Newstalk has reported that 300 people queued, some overnight, for just 38 houses priced at up to €500,000 in Seven Mills in Clondalkin. With scenes like this now the norm in Dublin, it is abundantly clear that the private market cannot fix the housing crisis, and that the mass construction of public housing must be undertaken, according to David Gardiner, Workers’ Party representative for Palmerstown-Fonthill.

Gardiner said: “It is glaringly obvious that the private market, be it for renting or buying, simply will not solve the housing crisis. No matter how much people might wish that wasn’t the case, no matter how many times Fine Gael and Fianna Fáil try to rehash the failed attempts of the past, and no matter how much more public money is funnelled into private hands, kidding ourselves that the private market will somehow solve the crisis is a fool’s game, and one in which working people will continue to lose at every turn.”

“Why would private developers and landlords want to solve the problem, after all? They’re making millions from it in rent, mortgages and subsidies from the state. The current set-up suits them just fine. If the government were serious about solving the crisis, we would see the mass construction of universally-accessible, mixed-income public housing by the state.”

“Public housing can take the profit motive out of housing in a way that the private market won’t, making it genuinely affordable for working people. It can also provide security of tenure, something which many people cite as their reason for wanting to buy.
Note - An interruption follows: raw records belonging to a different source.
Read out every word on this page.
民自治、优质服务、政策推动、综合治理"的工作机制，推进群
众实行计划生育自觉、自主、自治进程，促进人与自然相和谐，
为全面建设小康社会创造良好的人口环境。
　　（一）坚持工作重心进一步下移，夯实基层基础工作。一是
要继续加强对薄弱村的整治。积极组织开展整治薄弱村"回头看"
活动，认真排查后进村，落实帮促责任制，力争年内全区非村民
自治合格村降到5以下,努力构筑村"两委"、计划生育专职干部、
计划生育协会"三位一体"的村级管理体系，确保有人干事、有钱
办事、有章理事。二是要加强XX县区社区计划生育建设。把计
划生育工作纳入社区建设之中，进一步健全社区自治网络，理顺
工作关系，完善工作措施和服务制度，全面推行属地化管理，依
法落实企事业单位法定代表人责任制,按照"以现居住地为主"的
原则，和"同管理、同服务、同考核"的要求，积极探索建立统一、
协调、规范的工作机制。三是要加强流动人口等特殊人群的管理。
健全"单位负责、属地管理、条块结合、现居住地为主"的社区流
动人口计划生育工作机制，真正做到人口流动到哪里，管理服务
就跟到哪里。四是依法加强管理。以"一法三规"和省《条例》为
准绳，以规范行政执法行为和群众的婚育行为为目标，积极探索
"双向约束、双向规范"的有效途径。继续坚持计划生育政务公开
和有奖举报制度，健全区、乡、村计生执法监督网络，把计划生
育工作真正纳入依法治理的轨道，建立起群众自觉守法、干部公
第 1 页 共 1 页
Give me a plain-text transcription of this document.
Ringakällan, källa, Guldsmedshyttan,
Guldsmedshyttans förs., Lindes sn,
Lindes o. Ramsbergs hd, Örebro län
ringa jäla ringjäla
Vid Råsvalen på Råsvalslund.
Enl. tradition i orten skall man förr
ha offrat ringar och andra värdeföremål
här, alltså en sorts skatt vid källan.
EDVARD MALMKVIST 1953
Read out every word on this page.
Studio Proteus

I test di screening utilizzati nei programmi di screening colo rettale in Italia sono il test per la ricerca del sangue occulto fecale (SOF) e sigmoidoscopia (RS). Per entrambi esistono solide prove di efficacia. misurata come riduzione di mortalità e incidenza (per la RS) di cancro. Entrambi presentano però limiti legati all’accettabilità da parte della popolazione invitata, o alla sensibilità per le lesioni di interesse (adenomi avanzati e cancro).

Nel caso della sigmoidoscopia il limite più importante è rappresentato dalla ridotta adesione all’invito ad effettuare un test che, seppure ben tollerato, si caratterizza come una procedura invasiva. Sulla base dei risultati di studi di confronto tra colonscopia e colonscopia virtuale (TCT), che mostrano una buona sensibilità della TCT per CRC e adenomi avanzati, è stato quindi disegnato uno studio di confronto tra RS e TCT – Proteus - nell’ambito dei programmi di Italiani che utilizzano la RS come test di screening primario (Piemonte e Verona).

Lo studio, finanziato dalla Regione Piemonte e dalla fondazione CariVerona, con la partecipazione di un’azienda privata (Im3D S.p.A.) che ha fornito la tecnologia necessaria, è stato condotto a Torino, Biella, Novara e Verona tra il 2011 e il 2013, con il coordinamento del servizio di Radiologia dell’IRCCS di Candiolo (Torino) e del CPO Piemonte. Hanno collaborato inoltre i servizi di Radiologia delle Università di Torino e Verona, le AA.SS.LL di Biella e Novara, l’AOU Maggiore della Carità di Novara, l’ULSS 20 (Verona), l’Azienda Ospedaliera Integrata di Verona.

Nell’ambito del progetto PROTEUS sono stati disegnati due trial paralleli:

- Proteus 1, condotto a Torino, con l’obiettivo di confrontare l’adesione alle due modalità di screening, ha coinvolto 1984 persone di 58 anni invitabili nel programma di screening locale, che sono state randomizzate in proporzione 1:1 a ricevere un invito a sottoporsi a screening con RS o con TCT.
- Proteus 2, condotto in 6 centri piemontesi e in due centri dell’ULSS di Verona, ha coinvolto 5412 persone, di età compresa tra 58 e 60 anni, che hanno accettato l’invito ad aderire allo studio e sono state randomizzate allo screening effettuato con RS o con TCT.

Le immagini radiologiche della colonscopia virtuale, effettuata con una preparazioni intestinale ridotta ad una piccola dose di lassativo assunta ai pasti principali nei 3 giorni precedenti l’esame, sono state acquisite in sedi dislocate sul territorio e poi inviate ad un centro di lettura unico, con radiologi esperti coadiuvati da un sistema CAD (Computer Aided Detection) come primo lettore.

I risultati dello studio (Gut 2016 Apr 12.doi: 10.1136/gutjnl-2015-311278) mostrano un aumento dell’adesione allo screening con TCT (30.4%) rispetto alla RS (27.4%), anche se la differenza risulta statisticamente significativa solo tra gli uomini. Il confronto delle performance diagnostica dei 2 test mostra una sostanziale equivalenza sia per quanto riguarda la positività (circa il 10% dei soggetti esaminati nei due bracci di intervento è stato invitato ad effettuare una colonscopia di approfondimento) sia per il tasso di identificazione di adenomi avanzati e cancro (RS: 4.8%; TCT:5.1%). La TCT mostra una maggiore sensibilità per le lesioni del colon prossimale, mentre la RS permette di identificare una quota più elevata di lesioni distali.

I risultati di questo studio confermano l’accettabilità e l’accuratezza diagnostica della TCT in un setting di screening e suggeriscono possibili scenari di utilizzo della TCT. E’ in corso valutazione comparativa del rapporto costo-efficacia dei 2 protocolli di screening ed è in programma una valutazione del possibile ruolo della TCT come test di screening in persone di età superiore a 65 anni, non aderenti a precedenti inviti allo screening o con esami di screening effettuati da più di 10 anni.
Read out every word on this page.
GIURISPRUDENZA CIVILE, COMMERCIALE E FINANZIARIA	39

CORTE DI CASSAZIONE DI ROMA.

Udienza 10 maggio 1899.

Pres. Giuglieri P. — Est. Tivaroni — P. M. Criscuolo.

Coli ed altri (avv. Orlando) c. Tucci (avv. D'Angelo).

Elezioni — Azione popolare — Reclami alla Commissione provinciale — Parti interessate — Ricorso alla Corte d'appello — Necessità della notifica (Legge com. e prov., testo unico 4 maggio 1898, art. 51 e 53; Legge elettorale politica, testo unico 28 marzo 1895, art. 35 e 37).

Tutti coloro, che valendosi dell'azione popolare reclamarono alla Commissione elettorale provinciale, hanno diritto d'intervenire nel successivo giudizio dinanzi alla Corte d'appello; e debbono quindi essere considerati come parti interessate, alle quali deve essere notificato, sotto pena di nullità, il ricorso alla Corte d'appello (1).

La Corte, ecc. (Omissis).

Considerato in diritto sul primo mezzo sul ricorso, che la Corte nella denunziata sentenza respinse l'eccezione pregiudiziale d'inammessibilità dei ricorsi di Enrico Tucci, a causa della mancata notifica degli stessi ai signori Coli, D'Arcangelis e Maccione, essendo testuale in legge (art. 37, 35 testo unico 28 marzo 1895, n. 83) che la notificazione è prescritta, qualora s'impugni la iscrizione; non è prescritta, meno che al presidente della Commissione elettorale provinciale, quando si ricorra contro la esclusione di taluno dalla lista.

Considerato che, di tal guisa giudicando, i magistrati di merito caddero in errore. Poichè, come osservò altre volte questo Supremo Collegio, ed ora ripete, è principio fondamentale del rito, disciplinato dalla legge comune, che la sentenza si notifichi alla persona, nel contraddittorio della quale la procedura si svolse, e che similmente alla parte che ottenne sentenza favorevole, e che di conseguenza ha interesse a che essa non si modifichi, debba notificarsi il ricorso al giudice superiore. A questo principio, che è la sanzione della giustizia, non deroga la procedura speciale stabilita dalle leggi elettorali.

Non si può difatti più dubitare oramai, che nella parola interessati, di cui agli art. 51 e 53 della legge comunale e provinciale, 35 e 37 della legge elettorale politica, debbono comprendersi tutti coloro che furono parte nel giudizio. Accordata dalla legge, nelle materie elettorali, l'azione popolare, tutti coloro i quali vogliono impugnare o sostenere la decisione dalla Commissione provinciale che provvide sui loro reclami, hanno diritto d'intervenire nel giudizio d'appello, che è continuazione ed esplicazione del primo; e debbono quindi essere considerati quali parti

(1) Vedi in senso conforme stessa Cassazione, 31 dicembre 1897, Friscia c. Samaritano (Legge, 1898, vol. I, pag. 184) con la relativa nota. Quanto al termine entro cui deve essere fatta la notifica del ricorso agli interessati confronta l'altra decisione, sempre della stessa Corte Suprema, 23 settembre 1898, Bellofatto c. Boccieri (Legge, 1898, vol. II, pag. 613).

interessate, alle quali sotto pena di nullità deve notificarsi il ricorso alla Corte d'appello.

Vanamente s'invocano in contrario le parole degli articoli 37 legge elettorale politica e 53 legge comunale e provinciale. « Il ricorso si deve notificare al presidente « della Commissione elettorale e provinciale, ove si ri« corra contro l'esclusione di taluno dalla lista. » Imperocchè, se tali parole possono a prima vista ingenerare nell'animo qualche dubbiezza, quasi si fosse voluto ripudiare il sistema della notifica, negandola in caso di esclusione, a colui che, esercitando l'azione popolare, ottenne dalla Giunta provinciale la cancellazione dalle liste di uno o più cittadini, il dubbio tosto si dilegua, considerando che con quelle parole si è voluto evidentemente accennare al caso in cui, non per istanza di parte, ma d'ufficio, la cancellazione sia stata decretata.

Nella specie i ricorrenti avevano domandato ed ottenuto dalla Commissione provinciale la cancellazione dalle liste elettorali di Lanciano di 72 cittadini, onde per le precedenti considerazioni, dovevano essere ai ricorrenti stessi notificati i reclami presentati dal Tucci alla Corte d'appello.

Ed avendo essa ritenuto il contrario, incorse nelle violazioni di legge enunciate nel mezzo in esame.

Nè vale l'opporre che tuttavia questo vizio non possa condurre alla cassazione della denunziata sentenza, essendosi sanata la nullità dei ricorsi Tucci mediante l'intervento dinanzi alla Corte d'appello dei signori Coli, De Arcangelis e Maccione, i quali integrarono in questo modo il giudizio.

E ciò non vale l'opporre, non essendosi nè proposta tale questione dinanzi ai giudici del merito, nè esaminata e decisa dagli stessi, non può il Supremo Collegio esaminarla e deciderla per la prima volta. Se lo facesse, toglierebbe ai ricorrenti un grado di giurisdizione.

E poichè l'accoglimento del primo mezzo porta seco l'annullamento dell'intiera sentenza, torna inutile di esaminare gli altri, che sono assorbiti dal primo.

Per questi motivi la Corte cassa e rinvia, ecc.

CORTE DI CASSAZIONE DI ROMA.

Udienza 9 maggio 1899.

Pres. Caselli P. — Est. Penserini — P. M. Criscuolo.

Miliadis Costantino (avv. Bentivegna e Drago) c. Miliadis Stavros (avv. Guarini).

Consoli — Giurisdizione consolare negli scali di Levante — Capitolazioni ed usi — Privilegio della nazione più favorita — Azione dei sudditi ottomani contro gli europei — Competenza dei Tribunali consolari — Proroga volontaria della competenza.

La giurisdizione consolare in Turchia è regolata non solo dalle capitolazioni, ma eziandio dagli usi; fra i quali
The neoliberal attitude towards publicly-owned housing, that it is just for the ‘have-nots’ of society, does not have to be the case if it is accessible to all regardless of income. Huge numbers of people would benefit greatly from the state taking the lead on housing in this manner.”

“We don’t have to blindly accept the housing crisis as inevitable, and we don’t have to accept that slightly more social or so-called affordable housing is all that we should ask for. This crisis is the result of political decisions that serve the interests of the very rich. In similar fashion, it can be reversed through the political decision to build public housing, changing the tide in favour of working people.”